Your counterexample is not a counterexample. The statement in question says the following:
Let $a_n$ be a convergent sequence and $\lim_{n\to\infty}a_n=a$. Then, if $a_n\geq 0$ for all $n$, then $a\geq 0$.
Your example merely shows that there exists some sequence $a_n$ such that all its values are positive, and the limit is $0$. The existence of one such sequence does nothing to prove the original statement. It is also not in conflict with the original statement, but it does not prove the original statement.
Also, note that the mere existence of any single sequence can never be proof enough of the original statement.
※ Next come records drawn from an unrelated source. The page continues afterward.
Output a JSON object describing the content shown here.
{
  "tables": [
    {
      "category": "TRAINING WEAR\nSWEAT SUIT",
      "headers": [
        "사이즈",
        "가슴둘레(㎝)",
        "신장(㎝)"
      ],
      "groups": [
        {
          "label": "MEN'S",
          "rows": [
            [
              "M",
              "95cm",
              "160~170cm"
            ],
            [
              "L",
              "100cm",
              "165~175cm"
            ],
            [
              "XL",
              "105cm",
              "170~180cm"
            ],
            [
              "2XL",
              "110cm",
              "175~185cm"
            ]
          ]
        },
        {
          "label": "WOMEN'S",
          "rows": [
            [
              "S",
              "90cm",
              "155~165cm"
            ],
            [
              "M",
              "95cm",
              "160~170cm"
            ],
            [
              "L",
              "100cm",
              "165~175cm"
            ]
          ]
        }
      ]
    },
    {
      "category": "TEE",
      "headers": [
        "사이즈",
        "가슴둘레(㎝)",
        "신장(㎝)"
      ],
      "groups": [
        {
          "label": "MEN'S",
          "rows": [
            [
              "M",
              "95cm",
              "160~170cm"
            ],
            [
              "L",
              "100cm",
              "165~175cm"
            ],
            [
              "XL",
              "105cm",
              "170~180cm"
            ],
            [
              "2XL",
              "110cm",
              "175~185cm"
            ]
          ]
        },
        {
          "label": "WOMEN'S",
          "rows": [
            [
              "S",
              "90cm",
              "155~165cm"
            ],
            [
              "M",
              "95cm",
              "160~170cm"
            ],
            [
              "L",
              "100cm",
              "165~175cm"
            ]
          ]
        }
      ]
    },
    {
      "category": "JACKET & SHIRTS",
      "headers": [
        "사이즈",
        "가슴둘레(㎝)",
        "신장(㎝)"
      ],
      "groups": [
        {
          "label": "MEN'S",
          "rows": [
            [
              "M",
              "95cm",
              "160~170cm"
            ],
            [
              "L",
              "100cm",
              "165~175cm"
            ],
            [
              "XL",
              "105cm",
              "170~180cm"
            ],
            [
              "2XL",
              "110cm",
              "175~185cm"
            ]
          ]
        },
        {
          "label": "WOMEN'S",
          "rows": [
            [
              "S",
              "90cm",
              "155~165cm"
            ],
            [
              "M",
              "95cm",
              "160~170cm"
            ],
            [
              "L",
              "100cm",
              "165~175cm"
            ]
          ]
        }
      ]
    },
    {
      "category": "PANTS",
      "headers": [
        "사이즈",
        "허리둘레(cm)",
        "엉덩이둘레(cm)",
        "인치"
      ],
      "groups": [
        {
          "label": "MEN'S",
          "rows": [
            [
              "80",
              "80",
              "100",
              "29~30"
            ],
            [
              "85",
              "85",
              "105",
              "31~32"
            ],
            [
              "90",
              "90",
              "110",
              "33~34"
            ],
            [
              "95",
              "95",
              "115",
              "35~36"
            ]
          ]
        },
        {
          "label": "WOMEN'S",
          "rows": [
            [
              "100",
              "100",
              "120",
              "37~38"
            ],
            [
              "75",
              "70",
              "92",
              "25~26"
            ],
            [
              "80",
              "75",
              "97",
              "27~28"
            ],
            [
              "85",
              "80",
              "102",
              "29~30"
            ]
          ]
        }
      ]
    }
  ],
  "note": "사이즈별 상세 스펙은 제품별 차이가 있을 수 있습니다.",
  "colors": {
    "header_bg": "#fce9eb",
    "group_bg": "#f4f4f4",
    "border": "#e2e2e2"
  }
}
This is because the original statement is talking about all sequences with a given property.
$a_n >0 ,\space \space \forall n>N $ and $a_n \to a $ $\implies a\ge 0$
Proof: Suppose, $a<0$
Then, $a< \frac{a}{2} <0$
Given, $a_n \to a$.
Then the interval $(\frac{3a}{2},\frac{a}{2})$ contains all but finitely many terms of $(a_n).$
This contradict the hypothesis that $a_n>0 \space \space \forall n>N$ .
In your case, $\frac{1}{n} >0$
And, $\lim (\frac{1}{n})=0\ge 0$
So, it is an example and doesn't contradict our statment.